Colville said the men were "too frightened to leave".

"We call on the Australian government, as the party who interned the men in the first place, to immediately provide protection, food, water and other basic services which have been cut off since authorities shuttered the facility on 31 October," he said.

The commission repeated its criticism that Australia's offshore refugee processing regime was "unsustainable, inhumane and contrary to its human rights obligations" and said asylum seekers and refugees should be immediately transferred to Australia for processing.

Colville said Australia and PNG had responsibilities under the 1951 Refugee Convention to protect and provide for the men.

"The men have said they fear they will be subjected to violence at the hands of locals if they leave the compound - and, given there have been violent incidents in the past, we believe these fears should be respected and satisfactorily addressed," he said.

"Human dignity should be ensured throughout the entire processing of their asylum claims.

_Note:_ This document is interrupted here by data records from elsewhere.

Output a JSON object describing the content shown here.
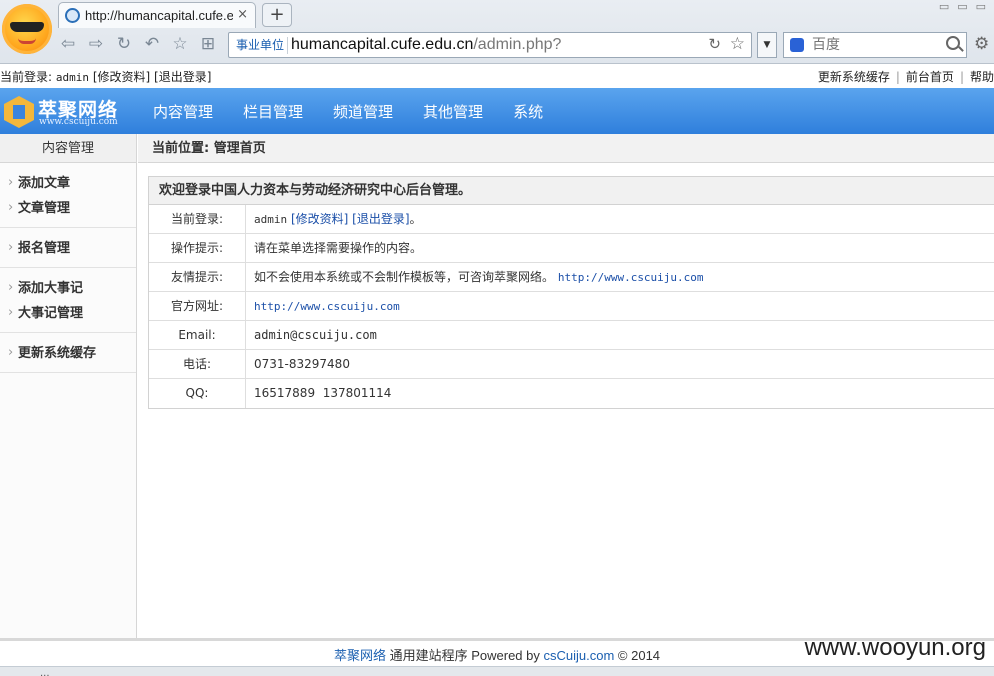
{
  "browser": {
    "tab_title": "http://humancapital.cufe.e",
    "tab_close": "×",
    "new_tab": "+",
    "address_badge": "事业单位",
    "url_host": "humancapital.cufe.edu.cn",
    "url_path": "/admin.php?",
    "search_placeholder": "百度",
    "status_text": "..."
  },
  "top_strip": {
    "login_prefix": "当前登录:",
    "login_user": "admin",
    "edit_profile": "[修改资料]",
    "logout": "[退出登录]",
    "links": [
      "更新系统缓存",
      "前台首页",
      "帮助"
    ],
    "separator": "|"
  },
  "header": {
    "brand_name": "萃聚网络",
    "brand_url": "www.cscuiju.com",
    "nav": [
      "内容管理",
      "栏目管理",
      "频道管理",
      "其他管理",
      "系统"
    ]
  },
  "sidebar": {
    "title": "内容管理",
    "groups": [
      [
        "添加文章",
        "文章管理"
      ],
      [
        "报名管理"
      ],
      [
        "添加大事记",
        "大事记管理"
      ],
      [
        "更新系统缓存"
      ]
    ]
  },
  "main": {
    "location_label": "当前位置:",
    "location_value": "管理首页",
    "panel_title": "欢迎登录中国人力资本与劳动经济研究中心后台管理。",
    "rows": {
      "login_label": "当前登录:",
      "login_user": "admin",
      "login_edit": "[修改资料]",
      "login_logout": "[退出登录]",
      "login_end": "。",
      "hint_label": "操作提示:",
      "hint_value": "请在菜单选择需要操作的内容。",
      "tip_label": "友情提示:",
      "tip_value": "如不会使用本系统或不会制作模板等，可咨询萃聚网络。",
      "tip_link": "http://www.cscuiju.com",
      "site_label": "官方网址:",
      "site_value": "http://www.cscuiju.com",
      "email_label": "Email:",
      "email_value": "admin@cscuiju.com",
      "phone_label": "电话:",
      "phone_value": "0731-83297480",
      "qq_label": "QQ:",
      "qq_value": "16517889  137801114"
    }
  },
  "footer": {
    "brand_link": "萃聚网络",
    "program": "通用建站程序",
    "powered_by": "Powered by",
    "powered_link": "csCuiju.com",
    "copyright": "© 2014",
    "watermark": "www.wooyun.org"
  },
  "colors": {
    "header_top": "#5aa4ee",
    "header_bottom": "#2f7fdc",
    "link": "#1b4fa8",
    "brand_mark": "#f4b73b"
  }
}
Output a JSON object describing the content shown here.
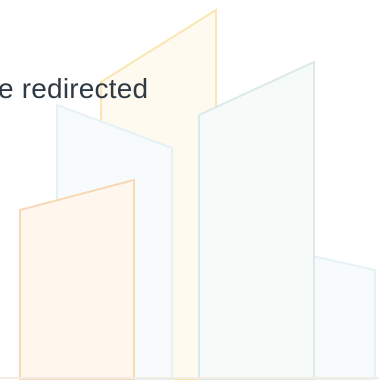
{
  "message": {
    "text": "e redirected"
  },
  "colors": {
    "text": "#2f3a45",
    "orange_line": "#f7d9b8",
    "yellow_line": "#fbe6b2",
    "teal_line": "#dbe9e8",
    "blue_line": "#e6f1f5",
    "orange_fill": "#fff4e8",
    "yellow_fill": "#fff8e6",
    "teal_fill": "#f2f8f7",
    "blue_fill": "#f4f9fb"
  }
}
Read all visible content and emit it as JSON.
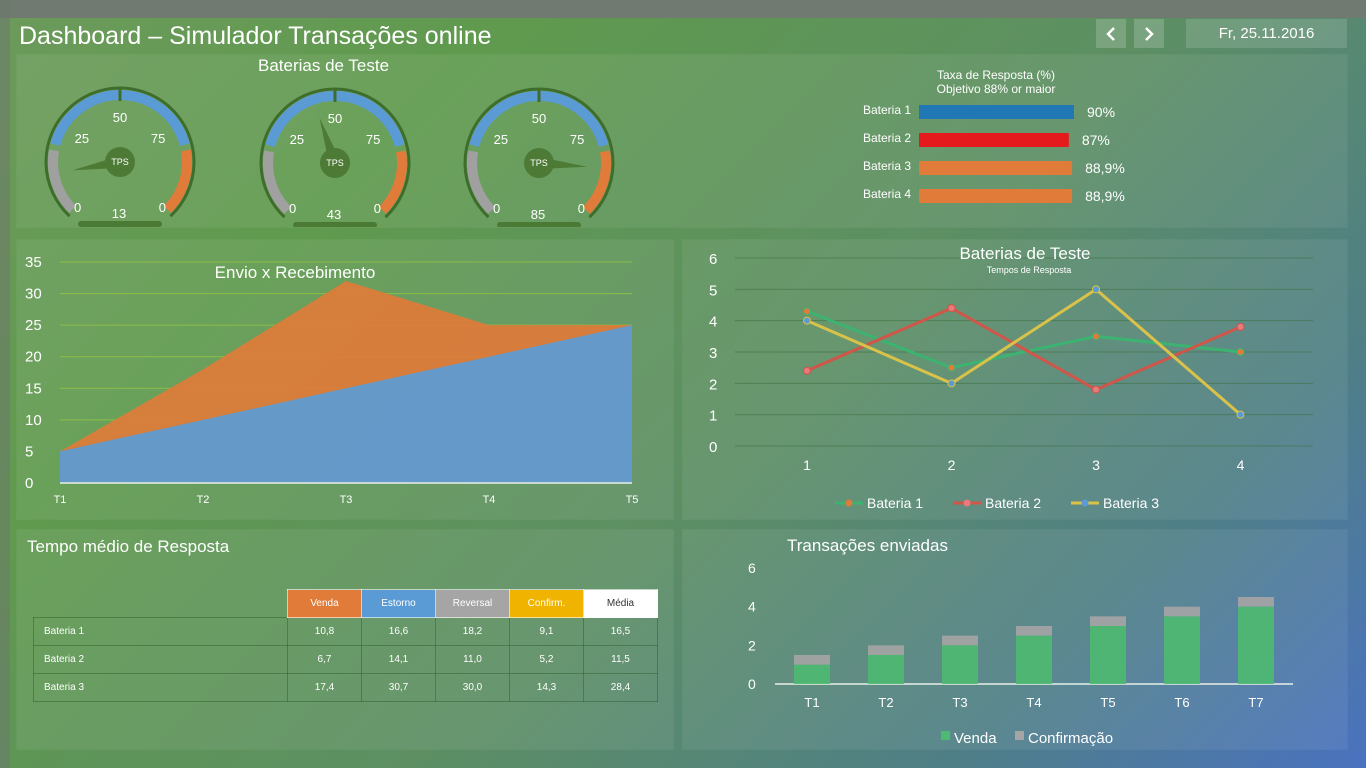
{
  "header": {
    "title": "Dashboard – Simulador Transações online",
    "date": "Fr, 25.11.2016",
    "prev_icon": "chevron-left-icon",
    "next_icon": "chevron-right-icon"
  },
  "gauges_panel": {
    "title": "Baterias de Teste",
    "gauges": [
      {
        "value": 13,
        "unit": "TPS",
        "ticks": [
          "0",
          "25",
          "50",
          "75",
          "0"
        ]
      },
      {
        "value": 43,
        "unit": "TPS",
        "ticks": [
          "0",
          "25",
          "50",
          "75",
          "0"
        ]
      },
      {
        "value": 85,
        "unit": "TPS",
        "ticks": [
          "0",
          "25",
          "50",
          "75",
          "0"
        ]
      }
    ],
    "colors": {
      "low": "#a0a0a0",
      "mid": "#5b9bd5",
      "high": "#e07b39",
      "needle": "#4d7a35"
    }
  },
  "response_rate": {
    "title": "Taxa de Resposta (%)",
    "subtitle": "Objetivo 88% or maior",
    "rows": [
      {
        "label": "Bateria 1",
        "value_text": "90%",
        "value": 90,
        "color": "#1f77b4"
      },
      {
        "label": "Bateria 2",
        "value_text": "87%",
        "value": 87,
        "color": "#e41a1c"
      },
      {
        "label": "Bateria 3",
        "value_text": "88,9%",
        "value": 88.9,
        "color": "#e07b39"
      },
      {
        "label": "Bateria 4",
        "value_text": "88,9%",
        "value": 88.9,
        "color": "#e07b39"
      }
    ]
  },
  "area_chart": {
    "title": "Envio x Recebimento",
    "chart_data": {
      "type": "area",
      "title": "Envio x Recebimento",
      "categories": [
        "T1",
        "T2",
        "T3",
        "T4",
        "T5"
      ],
      "ylim": [
        0,
        35
      ],
      "yticks": [
        "0",
        "5",
        "10",
        "15",
        "20",
        "25",
        "30",
        "35"
      ],
      "series": [
        {
          "values": [
            5,
            18,
            32,
            25,
            25
          ],
          "color": "#e07b39"
        },
        {
          "values": [
            5,
            10,
            15,
            20,
            25
          ],
          "color": "#5b9bd5"
        }
      ]
    }
  },
  "line_chart": {
    "title": "Baterias de Teste",
    "subtitle": "Tempos de Resposta",
    "chart_data": {
      "type": "line",
      "title": "Baterias de Teste",
      "subtitle": "Tempos de Resposta",
      "categories": [
        "1",
        "2",
        "3",
        "4"
      ],
      "ylim": [
        0,
        6
      ],
      "yticks": [
        "0",
        "1",
        "2",
        "3",
        "4",
        "5",
        "6"
      ],
      "series": [
        {
          "name": "Bateria 1",
          "values": [
            4.3,
            2.5,
            3.5,
            3.0
          ],
          "color": "#3cb371",
          "marker": "#e07b39"
        },
        {
          "name": "Bateria 2",
          "values": [
            2.4,
            4.4,
            1.8,
            3.8
          ],
          "color": "#d0564a",
          "marker": "#e87a7a"
        },
        {
          "name": "Bateria 3",
          "values": [
            4.0,
            2.0,
            5.0,
            1.0
          ],
          "color": "#d9c24a",
          "marker": "#5b9bd5"
        }
      ],
      "legend": "bottom"
    }
  },
  "table_panel": {
    "title": "Tempo médio de Resposta",
    "headers": [
      "Venda",
      "Estorno",
      "Reversal",
      "Confirm.",
      "Média"
    ],
    "header_colors": [
      "#e07b39",
      "#5b9bd5",
      "#a5a5a5",
      "#f0b400",
      "#ffffff"
    ],
    "rows": [
      {
        "label": "Bateria 1",
        "cells": [
          "10,8",
          "16,6",
          "18,2",
          "9,1",
          "16,5"
        ]
      },
      {
        "label": "Bateria 2",
        "cells": [
          "6,7",
          "14,1",
          "11,0",
          "5,2",
          "11,5"
        ]
      },
      {
        "label": "Bateria 3",
        "cells": [
          "17,4",
          "30,7",
          "30,0",
          "14,3",
          "28,4"
        ]
      }
    ]
  },
  "bar_chart": {
    "title": "Transações enviadas",
    "chart_data": {
      "type": "bar",
      "title": "Transações enviadas",
      "categories": [
        "T1",
        "T2",
        "T3",
        "T4",
        "T5",
        "T6",
        "T7"
      ],
      "ylim": [
        0,
        6
      ],
      "yticks": [
        "0",
        "2",
        "4",
        "6"
      ],
      "series": [
        {
          "name": "Venda",
          "values": [
            1,
            1.5,
            2,
            2.5,
            3,
            3.5,
            4
          ],
          "color": "#4cba70"
        },
        {
          "name": "Confirmação",
          "values": [
            0.5,
            0.5,
            0.5,
            0.5,
            0.5,
            0.5,
            0.5
          ],
          "color": "#a5a5a5"
        }
      ],
      "legend": "bottom"
    }
  }
}
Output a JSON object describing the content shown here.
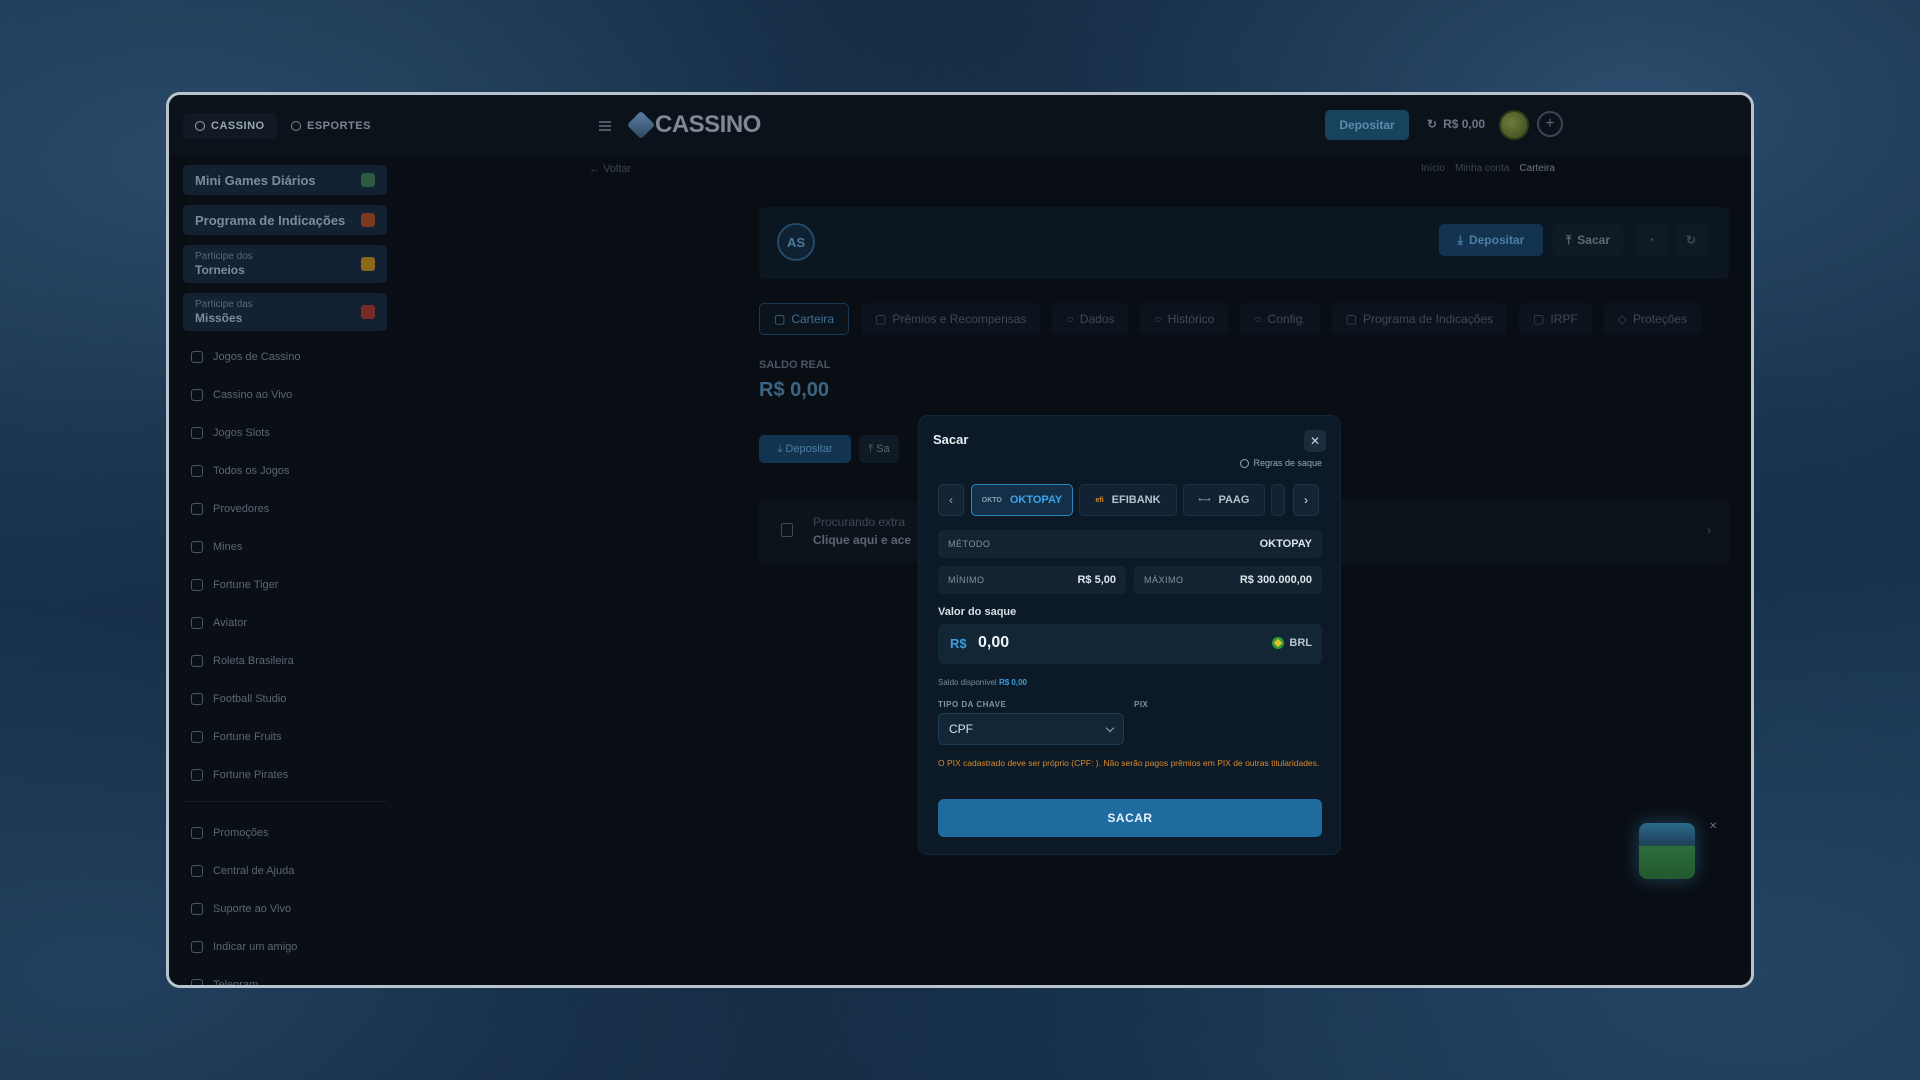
{
  "topbar": {
    "tabs": [
      {
        "label": "CASSINO",
        "icon": "casino-icon"
      },
      {
        "label": "ESPORTES",
        "icon": "ball-icon"
      }
    ],
    "logo_text": "CASSINO",
    "deposit_label": "Depositar",
    "balance": "R$ 0,00"
  },
  "sidebar": {
    "promos": [
      {
        "title": "Mini Games Diários"
      },
      {
        "title": "Programa de Indicações"
      },
      {
        "small": "Participe dos",
        "big": "Torneios"
      },
      {
        "small": "Participe das",
        "big": "Missões"
      }
    ],
    "nav": [
      {
        "label": "Jogos de Cassino",
        "icon": "cards-icon"
      },
      {
        "label": "Cassino ao Vivo",
        "icon": "live-icon"
      },
      {
        "label": "Jogos Slots",
        "icon": "slots-icon"
      },
      {
        "label": "Todos os Jogos",
        "icon": "games-icon"
      },
      {
        "label": "Provedores",
        "icon": "provider-icon"
      },
      {
        "label": "Mines",
        "icon": "mines-icon"
      },
      {
        "label": "Fortune Tiger",
        "icon": "tiger-icon"
      },
      {
        "label": "Aviator",
        "icon": "plane-icon"
      },
      {
        "label": "Roleta Brasileira",
        "icon": "roulette-icon"
      },
      {
        "label": "Football Studio",
        "icon": "football-icon"
      },
      {
        "label": "Fortune Fruits",
        "icon": "fruit-icon"
      },
      {
        "label": "Fortune Pirates",
        "icon": "pirate-icon"
      }
    ],
    "nav2": [
      {
        "label": "Promoções",
        "icon": "megaphone-icon"
      },
      {
        "label": "Central de Ajuda",
        "icon": "help-icon"
      },
      {
        "label": "Suporte ao Vivo",
        "icon": "chat-icon"
      },
      {
        "label": "Indicar um amigo",
        "icon": "gift-icon"
      },
      {
        "label": "Telegram",
        "icon": "telegram-icon"
      }
    ]
  },
  "page": {
    "back": "Voltar",
    "breadcrumbs": [
      "Início",
      "Minha conta",
      "Carteira"
    ],
    "avatar_initials": "AS",
    "deposit_label": "Depositar",
    "withdraw_label": "Sacar",
    "tabs": [
      "Carteira",
      "Prêmios e Recompensas",
      "Dados",
      "Histórico",
      "Config.",
      "Programa de Indicações",
      "IRPF",
      "Proteções"
    ],
    "saldo_label": "SALDO REAL",
    "saldo_value": "R$ 0,00",
    "saldo_deposit": "Depositar",
    "saldo_withdraw": "Sa",
    "extra_line1": "Procurando extra",
    "extra_line2": "Clique aqui e ace"
  },
  "modal": {
    "title": "Sacar",
    "rules": "Regras de saque",
    "methods": [
      {
        "tag": "OKTO",
        "label": "OKTOPAY",
        "active": true
      },
      {
        "tag": "efi",
        "label": "EFIBANK",
        "active": false
      },
      {
        "tag": "•—•",
        "label": "PAAG",
        "active": false
      }
    ],
    "method_key": "MÉTODO",
    "method_value": "OKTOPAY",
    "min_key": "MÍNIMO",
    "min_value": "R$ 5,00",
    "max_key": "MÁXIMO",
    "max_value": "R$ 300.000,00",
    "amount_label": "Valor do saque",
    "currency_symbol": "R$",
    "amount_value": "0,00",
    "currency_code": "BRL",
    "available_prefix": "Saldo disponível",
    "available_value": "R$ 0,00",
    "key_type_label": "TIPO DA CHAVE",
    "pix_label": "PIX",
    "key_type_value": "CPF",
    "warning": "O PIX cadastrado deve ser próprio (CPF: ). Não serão pagos prêmios em PIX de outras titularidades.",
    "submit_label": "SACAR"
  },
  "colors": {
    "accent": "#3ea3ea",
    "button": "#1f6a9f",
    "warning": "#d98b2b"
  }
}
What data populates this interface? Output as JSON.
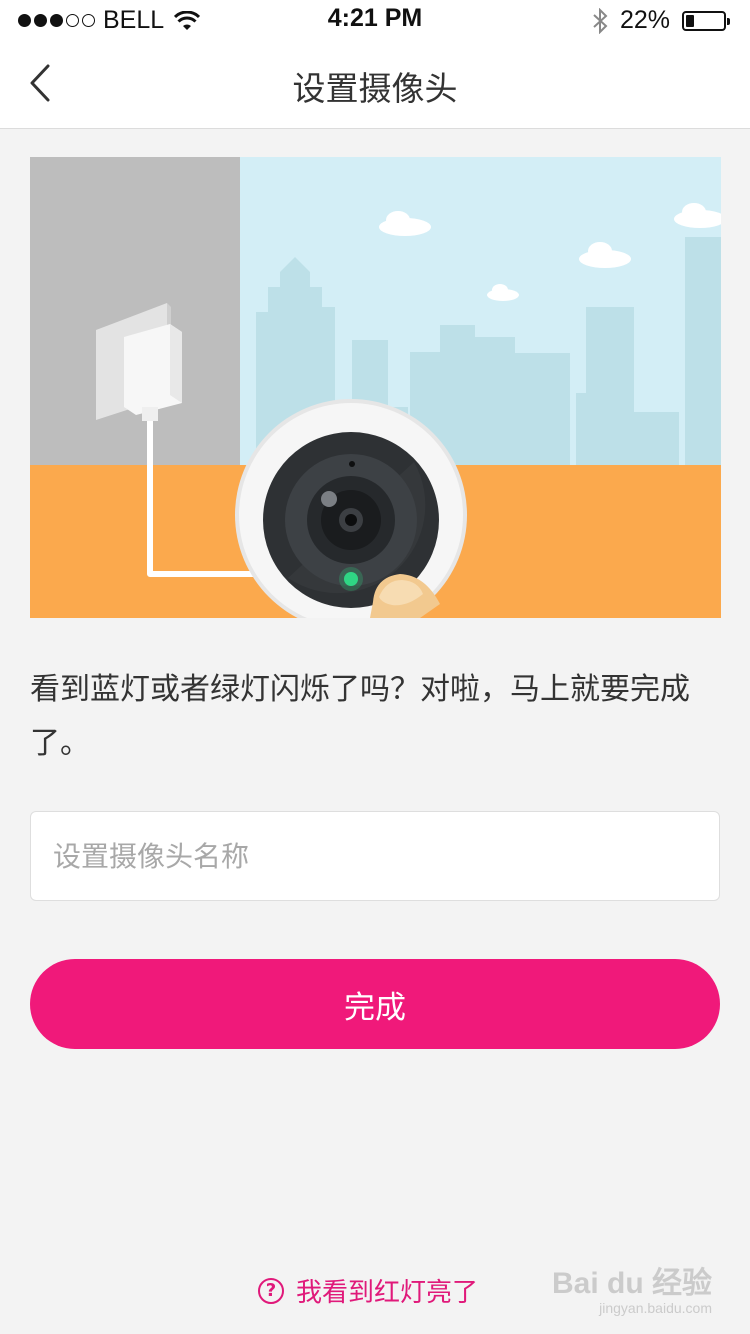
{
  "status_bar": {
    "carrier": "BELL",
    "signal_bars_filled": 3,
    "signal_bars_total": 5,
    "time": "4:21 PM",
    "battery_percent_label": "22%",
    "battery_level": 0.22,
    "icons": [
      "wifi-icon",
      "bluetooth-icon",
      "battery-icon"
    ]
  },
  "nav": {
    "title": "设置摄像头",
    "back_icon": "chevron-left-icon"
  },
  "hero": {
    "image": "camera-setup-illustration",
    "colors": {
      "wall": "#bdbdbd",
      "sky": "#d3eef6",
      "buildings": "#bde0e8",
      "floor": "#fba94d",
      "camera_ring": "#f1f1f1",
      "camera_face": "#2e3134",
      "led": "#2fd684"
    }
  },
  "instruction": {
    "text": "看到蓝灯或者绿灯闪烁了吗？对啦，马上就要完成了。"
  },
  "name_field": {
    "placeholder": "设置摄像头名称",
    "value": ""
  },
  "done_button": {
    "label": "完成",
    "color": "#f0197a"
  },
  "help_link": {
    "label": "我看到红灯亮了",
    "icon": "question-circle-icon",
    "color": "#e0197a"
  },
  "watermark": {
    "logo": "Bai du 经验",
    "url": "jingyan.baidu.com"
  }
}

We urge the governments of Australia and Papua New Guinea to fully respect their human rights, including their specific rights under international refugee law, and to enter into a dialogue with the men to ensure these rights are duly respected, protected and fulfilled."

The government has not addressed a report made by the UN high commissioner for refugees, which inspected the alternative accommodation this week and said one of the units was not ready for occupation.

Australia's offshore detention policies have been heavily criticised by the United Nations and human rights groups but are backed the centre-right government and the Labor opposition.